We live in a secular age. Charles Taylor, in his massive book which bears the above title, poses the question, “How is it that 500 years ago it was almost impossible not to believe in God, but now it almost impossible to believe in God?” In the older world and earlier Christendom, it was taken for granted that human flourishing – that is, our highest good – was completely predicated upon a divine transcendent, something outside of ourselves and infinitely or ineffably above ourselves.
For Jews, that was Yahweh; for Christians that was Yahweh in the Messiah. Even for the pre-Christian philosopher, Plato, the transcendent was crucial to his whole metaphysic for particular iterations of transcendent forms.
Today, however, we are faced with a view of man that admits of no final goals beyond human flourishing. In today’s secular world, any reference beyond ourselves is officially proscribed as essential to our common experience. Taylor explores three kinds of “secular,” in our culture.
Secularized public spaces.
This means that the welcome mat for religious ideas and expression is withdrawn, excluding them from public debate. This is most readily seen in the prohibition of Nativity scenes on courthouse property during Advent, but it extends deeper. For the secular mind, now imposed upon the culture, all religious thought and expression are relegated to private spaces. The effect is to make them irrelevant in public discourse. All appeals to public morality and public policy fail if they are religiously grounded. If all religion is merely private, then no one is bothered if you say “Jesus is Lord,” so long as we all agree that he is only Lord of some private space in your life. We are no longer welcome to affirm that “Jesus is Lord” in the way early Christians provoked Caesar to throw them to the lions, that is by asserting that Christ’s claims on all life are comprehensive.
The second kind of secularism is the decline in belief and practices in families and children. Increasingly, we are untethered from traditional religious affiliations and from the practices of piety that are associated with and reinforced by them. This can be tracked by declining church attendance, and in the personal religious habits of our students. By today’s statistics 75% of Christian young people express their disinterest in faith by dropping out of it altogether in their college years. It is no longer relevant to them.
Taylor suggests that the third kind of secularism is new. For the first time in history, Western culture has undergone a change in what it sees as conditions for belief, the exclusion of the transcendent as a necessary condition for human flourishing. He calls this the “immanent frame,” by which he means that the privatization of belief is so thorough-going that, as a people, we no longer look for meaning outside of the framework of our empirical experience.
The older Christian belief has been rendered irrelevant and completely privatized. The thorough-going secular spirit is no longer limited to philosophers, artists, and cultural elites. It is the coin of the realm and everyone trusts the currency. It has saturated the culture in literature, movies, politics, and especially science. It is now assumed as much as a divine transcendent was once assumed, which explains why religious belief is nearly impossible. This is a functional atheism in which students no longer look outside themselves for a reference point of meaning. Faith no longer has any contact with reason.
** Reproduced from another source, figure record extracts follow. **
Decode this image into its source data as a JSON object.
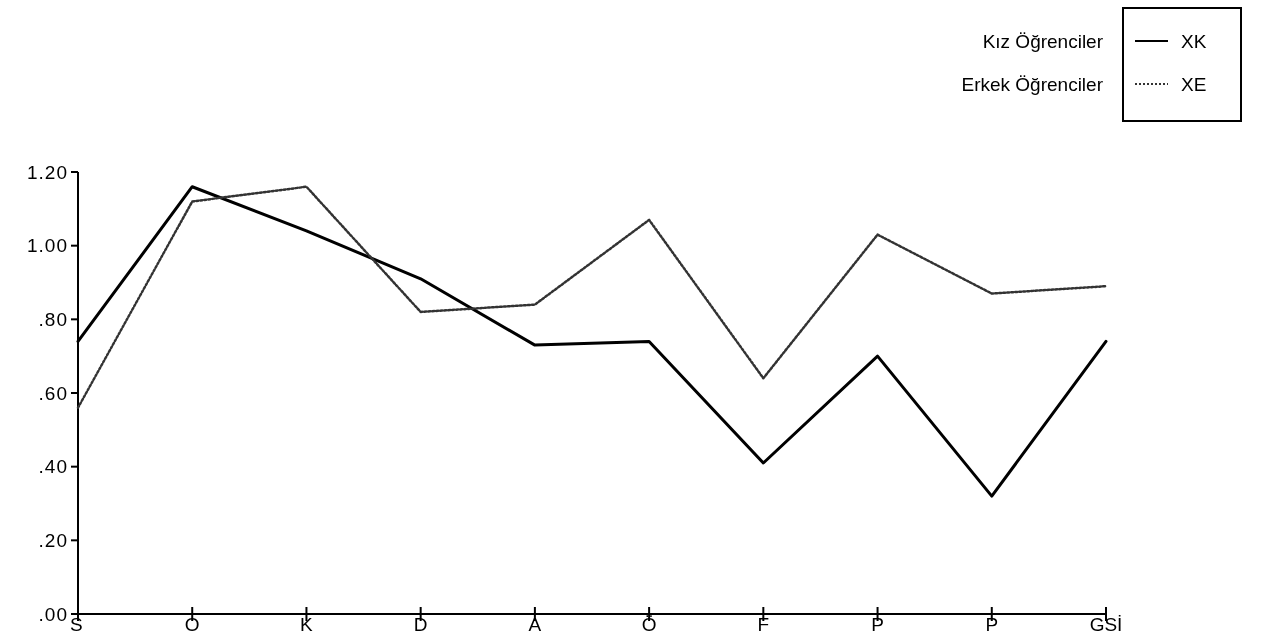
{
  "chart_data": {
    "type": "line",
    "categories": [
      "S",
      "O",
      "K",
      "D",
      "A",
      "Ö",
      "F",
      "P",
      "P",
      "GSİ"
    ],
    "series": [
      {
        "name": "XK",
        "color": "#000000",
        "line_style": "solid",
        "values": [
          0.74,
          1.16,
          1.04,
          0.91,
          0.73,
          0.74,
          0.41,
          0.7,
          0.32,
          0.74
        ]
      },
      {
        "name": "XE",
        "color": "#333333",
        "line_style": "dotted",
        "values": [
          0.56,
          1.12,
          1.16,
          0.82,
          0.84,
          1.07,
          0.64,
          1.03,
          0.87,
          0.89
        ]
      }
    ],
    "ylim": [
      0,
      1.2
    ],
    "yticks": [
      {
        "value": 0,
        "label": ".00"
      },
      {
        "value": 0.2,
        "label": ".20"
      },
      {
        "value": 0.4,
        "label": ".40"
      },
      {
        "value": 0.6,
        "label": ".60"
      },
      {
        "value": 0.8,
        "label": ".80"
      },
      {
        "value": 1,
        "label": "1.00"
      },
      {
        "value": 1.2,
        "label": "1.20"
      }
    ],
    "grid": false,
    "legend": "top right",
    "annotations": [
      "Kız Öğrenciler",
      "Erkek Öğrenciler"
    ]
  }
}
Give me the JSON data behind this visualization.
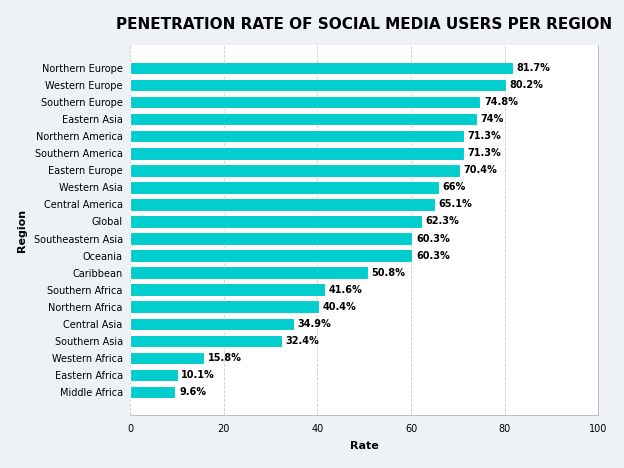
{
  "title": "PENETRATION RATE OF SOCIAL MEDIA USERS PER REGION",
  "xlabel": "Rate",
  "ylabel": "Region",
  "xlim": [
    0,
    100
  ],
  "bar_color": "#00CDCD",
  "figure_bg": "#eef2f7",
  "axes_bg": "#ffffff",
  "regions": [
    "Middle Africa",
    "Eastern Africa",
    "Western Africa",
    "Southern Asia",
    "Central Asia",
    "Northern Africa",
    "Southern Africa",
    "Caribbean",
    "Oceania",
    "Southeastern Asia",
    "Global",
    "Central America",
    "Western Asia",
    "Eastern Europe",
    "Southern America",
    "Northern America",
    "Eastern Asia",
    "Southern Europe",
    "Western Europe",
    "Northern Europe"
  ],
  "values": [
    9.6,
    10.1,
    15.8,
    32.4,
    34.9,
    40.4,
    41.6,
    50.8,
    60.3,
    60.3,
    62.3,
    65.1,
    66.0,
    70.4,
    71.3,
    71.3,
    74.0,
    74.8,
    80.2,
    81.7
  ],
  "labels": [
    "9.6%",
    "10.1%",
    "15.8%",
    "32.4%",
    "34.9%",
    "40.4%",
    "41.6%",
    "50.8%",
    "60.3%",
    "60.3%",
    "62.3%",
    "65.1%",
    "66%",
    "70.4%",
    "71.3%",
    "71.3%",
    "74%",
    "74.8%",
    "80.2%",
    "81.7%"
  ],
  "title_fontsize": 11,
  "label_fontsize": 7,
  "tick_fontsize": 7,
  "axis_label_fontsize": 8,
  "xticks": [
    0,
    20,
    40,
    60,
    80,
    100
  ],
  "xtick_labels": [
    "0",
    "20",
    "40",
    "60",
    "80",
    "100"
  ]
}
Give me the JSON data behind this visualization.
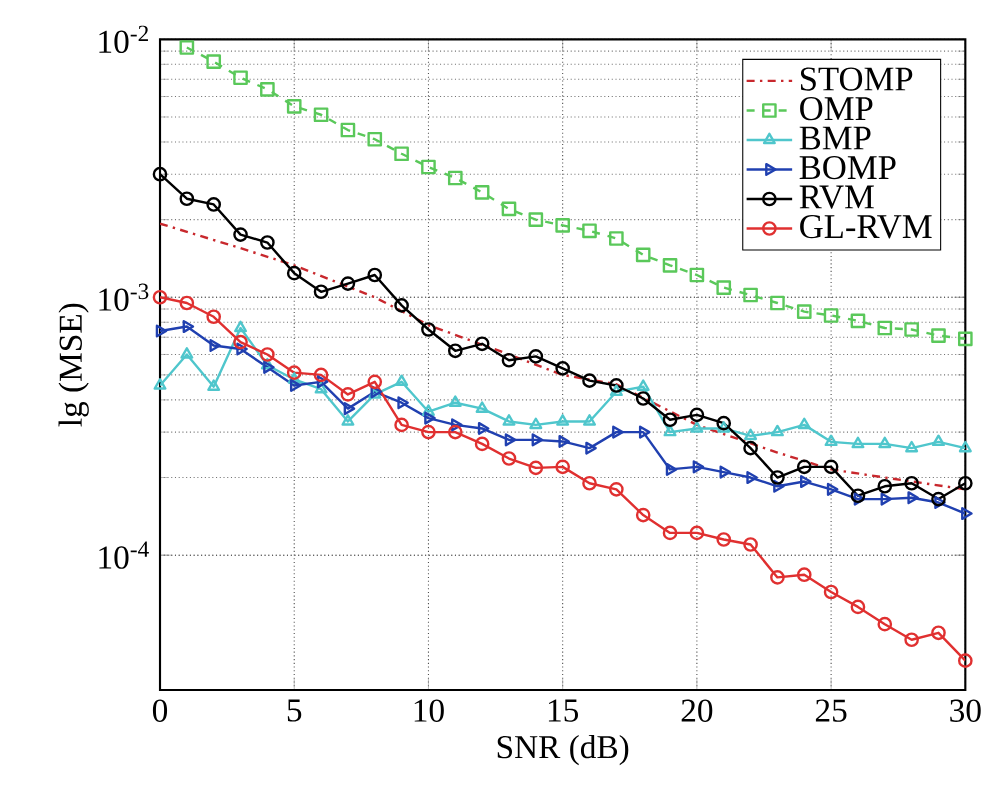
{
  "chart_data": {
    "type": "line",
    "xlabel": "SNR (dB)",
    "ylabel": "lg (MSE)",
    "log": "y",
    "grid": true,
    "legend": "top right",
    "xlim": [
      0,
      30
    ],
    "xticks": [
      0,
      5,
      10,
      15,
      20,
      25,
      30
    ],
    "ylim": [
      3e-05,
      0.01
    ],
    "yticks": [
      {
        "value": 0.0001,
        "label": "10$^{-4}$"
      },
      {
        "value": 0.001,
        "label": "10$^{-3}$"
      },
      {
        "value": 0.01,
        "label": "10$^{-2}$"
      }
    ],
    "x": [
      0,
      1,
      2,
      3,
      4,
      5,
      6,
      7,
      8,
      9,
      10,
      11,
      12,
      13,
      14,
      15,
      16,
      17,
      18,
      19,
      20,
      21,
      22,
      23,
      24,
      25,
      26,
      27,
      28,
      29,
      30
    ],
    "series": [
      {
        "name": "STOMP",
        "color": "#c8282d",
        "marker": "none",
        "line_style": "dashdot",
        "x": [
          0,
          3,
          5,
          8,
          10,
          13,
          15,
          17,
          20,
          23,
          25,
          27,
          30
        ],
        "values": [
          0.00193,
          0.00155,
          0.00133,
          0.001,
          0.00078,
          0.0006,
          0.0005,
          0.00046,
          0.00032,
          0.00025,
          0.000215,
          0.0002,
          0.00018
        ]
      },
      {
        "name": "OMP",
        "color": "#5ac85a",
        "marker": "square",
        "line_style": "dashed",
        "x": [
          1,
          2,
          3,
          4,
          5,
          6,
          7,
          8,
          9,
          10,
          11,
          12,
          13,
          14,
          15,
          16,
          17,
          18,
          19,
          20,
          21,
          22,
          23,
          24,
          25,
          26,
          27,
          28,
          29,
          30
        ],
        "values": [
          0.0093,
          0.0082,
          0.0071,
          0.0064,
          0.0055,
          0.0051,
          0.00445,
          0.0041,
          0.0036,
          0.0032,
          0.0029,
          0.00255,
          0.0022,
          0.002,
          0.0019,
          0.00181,
          0.00169,
          0.00146,
          0.00133,
          0.00122,
          0.00109,
          0.00102,
          0.00095,
          0.00088,
          0.00085,
          0.00081,
          0.00076,
          0.00075,
          0.00071,
          0.00069
        ]
      },
      {
        "name": "BMP",
        "color": "#4fc6cc",
        "marker": "triangle",
        "line_style": "solid",
        "values": [
          0.000455,
          0.0006,
          0.00045,
          0.00076,
          0.000545,
          0.00048,
          0.00044,
          0.00033,
          0.00042,
          0.00047,
          0.00036,
          0.00039,
          0.00037,
          0.00033,
          0.00032,
          0.00033,
          0.00033,
          0.00043,
          0.00045,
          0.0003,
          0.00031,
          0.00031,
          0.00029,
          0.0003,
          0.00032,
          0.000275,
          0.00027,
          0.00027,
          0.00026,
          0.000275,
          0.00026
        ]
      },
      {
        "name": "BOMP",
        "color": "#2040b0",
        "marker": "triangle_right",
        "line_style": "solid",
        "values": [
          0.00074,
          0.00077,
          0.00065,
          0.00063,
          0.000535,
          0.000455,
          0.00047,
          0.00037,
          0.00043,
          0.00039,
          0.00034,
          0.00032,
          0.00031,
          0.00028,
          0.00028,
          0.000276,
          0.00026,
          0.0003,
          0.0003,
          0.000215,
          0.00022,
          0.00021,
          0.0002,
          0.000185,
          0.000193,
          0.00018,
          0.000165,
          0.000165,
          0.000167,
          0.00016,
          0.000145
        ]
      },
      {
        "name": "RVM",
        "color": "#000000",
        "marker": "circle",
        "line_style": "solid",
        "values": [
          0.003,
          0.00241,
          0.00229,
          0.00175,
          0.00163,
          0.00124,
          0.00105,
          0.00113,
          0.00122,
          0.00093,
          0.00075,
          0.00062,
          0.00066,
          0.00057,
          0.00059,
          0.00053,
          0.000475,
          0.000455,
          0.000405,
          0.000335,
          0.00035,
          0.000325,
          0.00026,
          0.0002,
          0.00022,
          0.00022,
          0.00017,
          0.000185,
          0.00019,
          0.000165,
          0.00019
        ]
      },
      {
        "name": "GL-RVM",
        "color": "#e03030",
        "marker": "circle",
        "line_style": "solid",
        "values": [
          0.001,
          0.00095,
          0.00084,
          0.00067,
          0.0006,
          0.00051,
          0.0005,
          0.00042,
          0.00047,
          0.00032,
          0.0003,
          0.0003,
          0.00027,
          0.000237,
          0.000218,
          0.00022,
          0.00019,
          0.00018,
          0.000143,
          0.000122,
          0.000122,
          0.000115,
          0.00011,
          8.2e-05,
          8.4e-05,
          7.2e-05,
          6.3e-05,
          5.4e-05,
          4.7e-05,
          5e-05,
          3.9e-05
        ]
      }
    ]
  }
}
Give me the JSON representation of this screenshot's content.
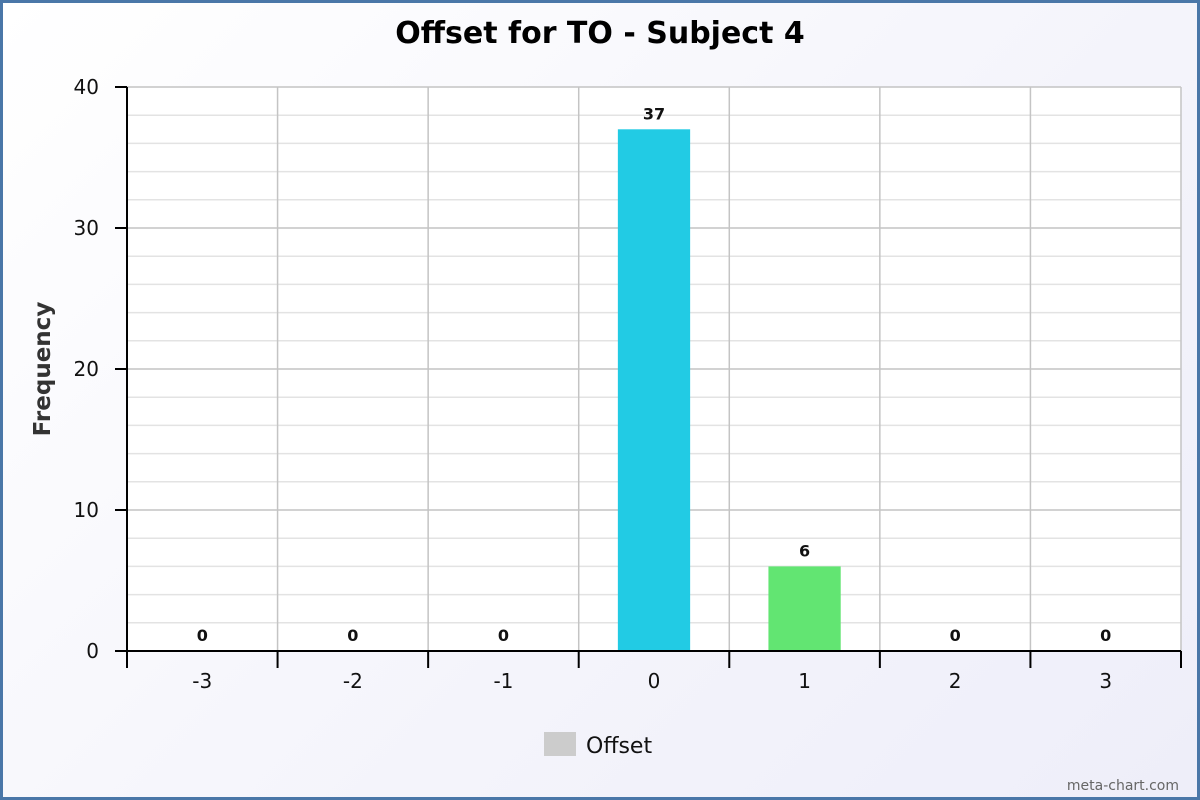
{
  "chart_data": {
    "type": "bar",
    "title": "Offset for TO - Subject 4",
    "xlabel": "",
    "ylabel": "Frequency",
    "categories": [
      "-3",
      "-2",
      "-1",
      "0",
      "1",
      "2",
      "3"
    ],
    "values": [
      0,
      0,
      0,
      37,
      6,
      0,
      0
    ],
    "bar_colors": [
      "#22cbe4",
      "#22cbe4",
      "#22cbe4",
      "#22cbe4",
      "#62e572",
      "#22cbe4",
      "#22cbe4"
    ],
    "ylim": [
      0,
      40
    ],
    "yticks": [
      0,
      10,
      20,
      30,
      40
    ],
    "grid": true,
    "legend": {
      "position": "bottom-center",
      "entries": [
        {
          "label": "Offset",
          "color": "#cccccc"
        }
      ]
    }
  },
  "credit": "meta-chart.com"
}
The results of this change are challenging. First, students have little sense of religious authority. What is left of organized faith caters so profoundly to the individual, that it reinforces the secular claim that religion is intensely and only personal. No wonder that religious activity is consumer driven.
Second, students have a growing sense of equality of opinion on most matters. There is a tendency to flatten out the differences between teacher and student. Truth is held to be a matter of opinion with a relative and situational quality about it, rendering one opinion equally valid as another.
Third, students have a low concept of the place of the Scriptures in the life of believers beyond personal devotional practices. If there is no meaningful transcendent, the Scripture itself no longer occupies the authoritative space it was once acknowledged to have.
Classical, Christian education cuts powerfully against this secular grain. It presupposes that our highest good is to glorify God and enjoy him forever. It holds a high view of the Scriptures which give us the rule by which we can love and obey him. For classical, Christian education, faith is not a private matter; it is a central presupposition that makes learning about God’s world possible and intelligible.